What a week it's been. People in day-job land have been checking on me and fretting about me, ever since the surprise news on Monday that I'm being replaced as Quality Manager and moved to the position of Senior Quality Engineer. Taking over the manager job will be the quality engineer from the Mexicali plant who's been coming up here periodically to help us out. I've actually been trying to get him relocated here permanently for the past year. As you might imagine, though, the way he's being moved here isn't what I expected.

I was surprised, but I'm not really all that upset. Back in 2009, I got half my department taken away was saddled with writing instruction manuals after they laid off the technical writer - that upset me a lot more. This time, I'm taking it a lot better than some of the other people I've heard from. As I said, I've been wanting this guy to move here, so I think it's a good thing for the company to do it. Many of my responsibilities aren't changing (and neither is my paycheck, so that's a good thing), and I'll get some new stuff to work on. And you may or may not be surprised to hear that I'm actually relieved, because now I won't have to do that "being a manager" stuff anymore.

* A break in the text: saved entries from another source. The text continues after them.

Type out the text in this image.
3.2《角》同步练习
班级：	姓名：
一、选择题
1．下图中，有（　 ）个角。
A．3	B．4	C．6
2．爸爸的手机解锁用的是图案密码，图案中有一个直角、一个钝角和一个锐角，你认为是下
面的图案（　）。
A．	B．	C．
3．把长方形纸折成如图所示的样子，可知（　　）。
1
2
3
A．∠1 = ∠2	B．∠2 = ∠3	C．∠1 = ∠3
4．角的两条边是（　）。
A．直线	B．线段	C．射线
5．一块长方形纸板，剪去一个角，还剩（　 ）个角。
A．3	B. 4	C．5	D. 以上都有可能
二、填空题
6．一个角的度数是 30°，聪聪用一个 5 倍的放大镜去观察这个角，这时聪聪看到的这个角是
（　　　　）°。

Back at my last company, in oven-world, I was picked out, placed on the ladder of success, and told to start climbing. That ladder was definitely leaning against the wrong wall. Here in this job, there hasn't really been any pressure to climb, or at least there hadn't been until recently. But in recent months, there had also been talk about "lateral job development," where you take on new challenges and expand your role without necessarily moving up the managerial ranks. I'd said that sounded more like something I was interested in. I guess they listened.

Business management is completely bewildering to me. What gets me most is how much of it is just... vapor. You sit in these strategy meetings and talk about how you're going to leverage this and optimize that and collaborate on the other, and you come up with this twelve point plan for the coming year - and then you walk out of the room and act like none of it happened. Of those twelve points you mapped out, you'll really be expected to accomplish one - and nobody tells you which one. I'd much rather commit to something and then do it.

And then there's one other point:



These two tags hang on my cubicle wall, and this week I've been pointing to the one on the lower left. The one that says, "Robert Black, Author." That's the only title that's actually worth anything to me. That's the one that matters. And if working in this job enables me to keep that effort going, then the job can call me anything it wants.

Well, as long as it's not something obscene, anyway. That would make for a pretty embarrassing business card, don't you think?